Однажды мне посчастливилось задать несколько вопросов старому наркологу. Мы начали говорить об АКАт – так называется один эффектный (но вряд ли эффективный) метод лечения зависимости.

– Откуда вы знаете про АКАт? Вы делали это?

– Я реаниматолог. Но начинал как психиатр-нарколог. С первых же дней, как наркология была отделена от психиатрии, я работал наркологом. Это был, кажется, 75-й год.

– Чем вы тогда лечили алкоголиков?

– Кто чем. Тогда в моде была аверсивная терапия.

– Апоморфин?

– Апоморфин тоже. Мне нравилась жидкость Буренкова. Исключительная гадость. Выпьет алкоголик этой мерзости, выпьет следом глоток водки – и бежит в туалет. Рвота такая, что внутренности выворачивает. И так десять дней. Вырабатываем, так сказать, неприятные ассоциации.

– Что за жидкость Буренкова? Никогда не слышал.

– Я сейчас точно не помню состав, – увиливает старый нарколог.

– Аверсивная терапия помогала?

– Нет, конечно.

– Нет? А зачем вы ее проводили?

– А потому что ничего другого не было. ЭСТ еще применяли, вот.

– Электросудорожную терапию для лечения алкоголизма?

– Для лечения алкоголизма. И наркомании.

– Помогала?

– Да, на некоторое время. Электрический ток редуцирует, так сказать, компульсивное влечение.

– А пациенты после ЭСТ не «меняются»? Я, честно, не сталкивался в своей практике с ЭСТ и совсем ее не знаю.

– Меняются на какое-то время. Становятся тихими, спокойными.

– Тихими, спокойными, безынициативными, аспонтанными – вы это имеете в виду?

– А что в этом плохого? Им же самим хорошо. И их родственникам. Зато не употребляют.

– Много раз вы это делали?

– ЭСТ? Много. Не счесть.
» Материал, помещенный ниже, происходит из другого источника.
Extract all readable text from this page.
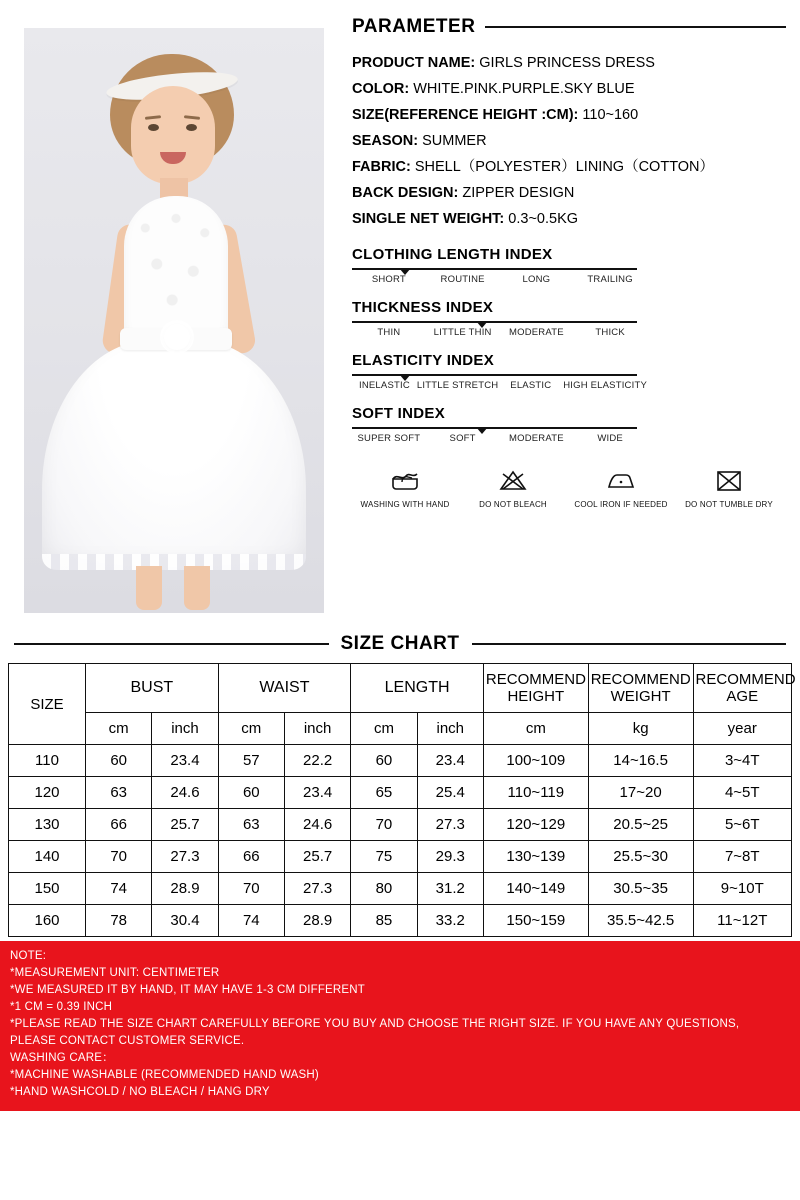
PARAMETER
PRODUCT NAME: GIRLS PRINCESS DRESS
COLOR: WHITE.PINK.PURPLE.SKY BLUE
SIZE(REFERENCE HEIGHT :CM): 110~160
SEASON: SUMMER
FABRIC: SHELL（POLYESTER）LINING（COTTON）
BACK DESIGN: ZIPPER DESIGN
SINGLE NET WEIGHT: 0.3~0.5KG
CLOTHING LENGTH INDEX
SHORT	ROUTINE	LONG	TRAILING
THICKNESS INDEX
THIN	LITTLE THIN	MODERATE	THICK
ELASTICITY INDEX
INELASTIC LITTLE STRETCH	ELASTIC	HIGH ELASTICITY
SOFT INDEX
SUPER SOFT	SOFT	MODERATE	WIDE
WASHING WITH HAND	DO NOT BLEACH	COOL IRON IF NEEDED	DO NOT TUMBLE DRY
SIZE CHART
SIZE	BUST		WAIST		LENGTH		RECOMMEND HEIGHT	RECOMMEND WEIGHT	RECOMMEND AGE
	cm	inch	cm	inch	cm	inch	cm	kg	year
110	60	23.4	57	22.2	60	23.4	100~109	14~16.5	3~4T
120	63	24.6	60	23.4	65	25.4	110~119	17~20	4~5T
130	66	25.7	63	24.6	70	27.3	120~129	20.5~25	5~6T
140	70	27.3	66	25.7	75	29.3	130~139	25.5~30	7~8T
150	74	28.9	70	27.3	80	31.2	140~149	30.5~35	9~10T
160	78	30.4	74	28.9	85	33.2	150~159	35.5~42.5	11~12T
NOTE:
*MEASUREMENT UNIT: CENTIMETER
*WE MEASURED IT BY HAND, IT MAY HAVE 1-3 CM DIFFERENT
*1 CM = 0.39 INCH
*PLEASE READ THE SIZE CHART CAREFULLY BEFORE YOU BUY AND CHOOSE THE RIGHT SIZE. IF YOU HAVE ANY QUESTIONS,
PLEASE CONTACT CUSTOMER SERVICE.
WASHING CARE：
*MACHINE WASHABLE (RECOMMENDED HAND WASH)
*HAND WASHCOLD / NO BLEACH / HANG DRY
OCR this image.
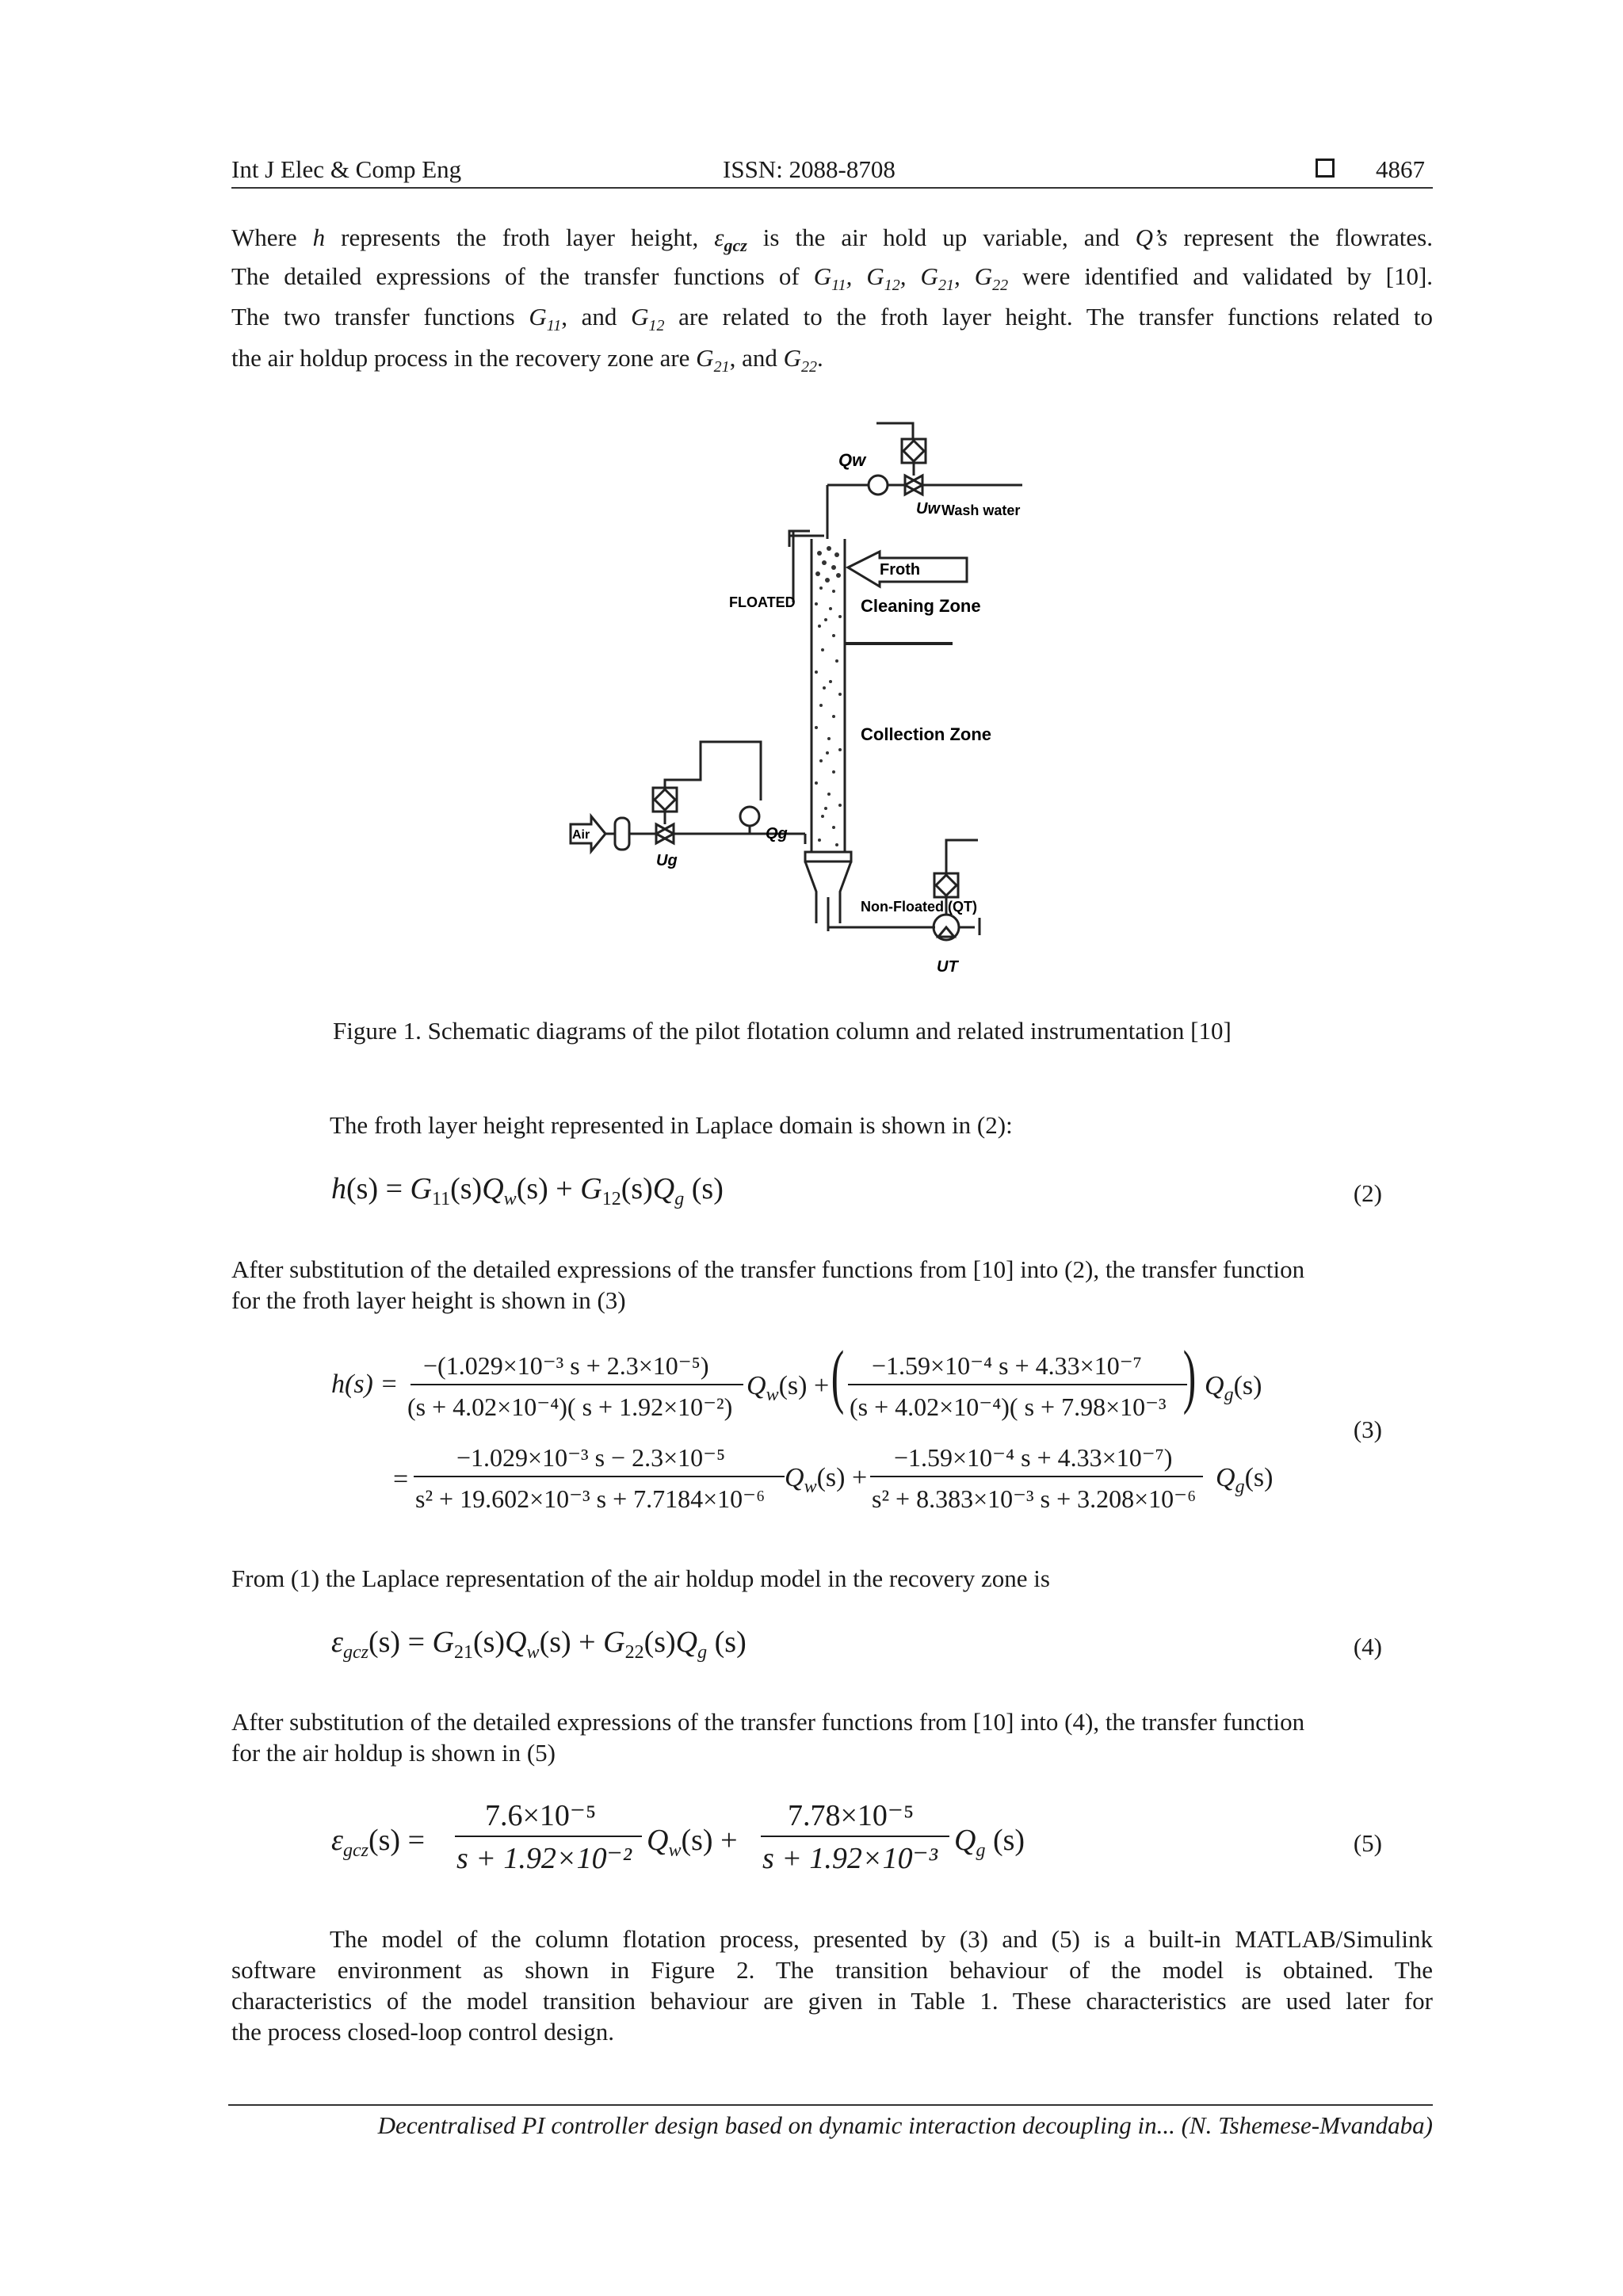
Int J Elec & Comp Eng	ISSN: 2088-8708	4867
Where h represents the froth layer height, $\varepsilon_{gcz}$ is the air hold up variable, and Q’s represent the flowrates.
The detailed expressions of the transfer functions of $G_{11}$, $G_{12}$, $G_{21}$, $G_{22}$ were identified and validated by [10].
The two transfer functions $G_{11}$, and $G_{12}$ are related to the froth layer height. The transfer functions related to
the air holdup process in the recovery zone are $G_{21}$, and $G_{22}$.
Qw
Uw Wash water
Froth
FLOATED	Cleaning Zone
Collection Zone
Qg
Air
Ug
Non-Floated (QT)
UT
Figure 1. Schematic diagrams of the pilot flotation column and related instrumentation [10]
The froth layer height represented in Laplace domain is shown in (2):
$h(s) = G_{11}(s)Q_w(s) + G_{12}(s)Q_g$ (s)	(2)
After substitution of the detailed expressions of the transfer functions from [10] into (2), the transfer function
for the froth layer height is shown in (3)
h(s) =
−(1.029×10⁻³ s + 2.3×10⁻⁵)
(s + 4.02×10⁻⁴)( s + 1.92×10⁻²)
$Q_w(s)$ + ( −1.59×10⁻⁴ s + 4.33×10⁻⁷
(s + 4.02×10⁻⁴)( s + 7.98×10⁻³ ) $Q_g(s)$
(3)
=
−1.029×10⁻³ s − 2.3×10⁻⁵
s² + 19.602×10⁻³ s + 7.7184×10⁻⁶
$Q_w(s)$ +
−1.59×10⁻⁴ s + 4.33×10⁻⁷)
s² + 8.383×10⁻³ s + 3.208×10⁻⁶
$Q_g(s)$
From (1) the Laplace representation of the air holdup model in the recovery zone is
$\varepsilon_{gcz}(s) = G_{21}(s)Q_w(s) + G_{22}(s)Q_g$ (s)	(4)
After substitution of the detailed expressions of the transfer functions from [10] into (4), the transfer function
for the air holdup is shown in (5)
$\varepsilon_{gcz}(s)$ =
7.6×10⁻⁵
s + 1.92×10⁻²
$Q_w(s)$ +
7.78×10⁻⁵
s + 1.92×10⁻³
$Q_g$ (s)	(5)
The model of the column flotation process, presented by (3) and (5) is a built-in MATLAB/Simulink
software environment as shown in Figure 2. The transition behaviour of the model is obtained. The
characteristics of the model transition behaviour are given in Table 1. These characteristics are used later for
the process closed-loop control design.
Decentralised PI controller design based on dynamic interaction decoupling in... (N. Tshemese-Mvandaba)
Но при аддикции не было особой пользы и от ЭСТ. Мне больше всего нравилась атропинокоматозная терапия (АКТ). На мой взгляд, это лучшее, что годится для лечения синдрома зависимости на сегодняшний день.

– Атропиновая кома для лечения зависимости?

– Да. В атропиновой коме с мозгом происходят интересные вещи. Думаю, никто до конца не знает, что именно. Но вот что я могу сказать: ничто так хорошо не снимает ломку, как атропиновая кома. Ничто так не редуцирует патологическое влечение, как атропиновая кома. Плюс еще психопатологические черты алкоголиков и наркоманов – они сглаживаются. Да и сами пациенты говорят, что им хорошо. Они становятся как шелковые.

– Сейчас проводится АКТ где-нибудь?

– Думаю, да. Только называют ее по-разному. Например, медикаментозный сон.

– Ясно. Расскажите про АКАт. Как это расшифровывается? Аффективная…

– Аффективная контратрибуция. Это очень драматичный метод лечения синдрома зависимости.

– Драматичный?

– Конечно. К проведению АКАт готовились всем персоналом: о, это был целый спектакль…

– Расскажите.

– Пациенту вводили кетамин, этимизол и бемегрид.

– Давно не видел бемегрид. Он куда-то исчез. Зачем вводили бемегрид?

– Он, помимо основного, аналептического, эффекта, вызывает сильную тревогу. Очень хороший анксиоген.

– Вон оно как. Вы вводили ничего не подозревающего алкоголика в состояние дереализации и заполняли его дереализованно-деперсонализированное сознание тревогой?

– Примерно так. Но мы подбирали дозу кетамина так, чтобы пациент не впадал в полную дереализацию. Он видел, мог различать предметы. Мы в это время надевали страшные маски, тянули его в разные стороны за руки и за ноги и говорили: «Пойдем с нами в ад! Пойдем с нами в ад! Ты ведь пьешь? Тогда пойдем с нами в ад! Или не пьешь? Если будешь пить – пойдешь с нами в ад! Не пей!»

– Думаю, для алкоголиков это было что-то невыразимо страшное.

– Хе-хе-хе…

– Как вы считаете, что на самом деле помогает зависимым? Какой метод?

– На самом деле – никакой.

Наркологи с большим стажем примерно так и относятся к вопросу лечения зависимости. Не все, конечно. Большинство. Были и есть прекрасные психиатры-наркологи, называющие вещи своими именами, – они находятся как бы в оппозиции. У меня нет задачи отвлекаться на этот неизлечимо больной вопрос российской наркологии; скажу лишь, что время постепенно расставляет все на свои места, старые наркологи уходят на пенсию и, как мне кажется, вместе с молодыми докторами наркология постепенно выбирается из псевдонаучной тьмы.

4

Моим куратором в Брянском областном наркодиспансере был малословный неприметный доктор, поначалу показавшийся мне скучным и апатичным. Но в дальнейшем я увидел в нем хорошего человека и блестящего клинициста. Под его руководством я освоил искусство сбора наркологического анамнеза.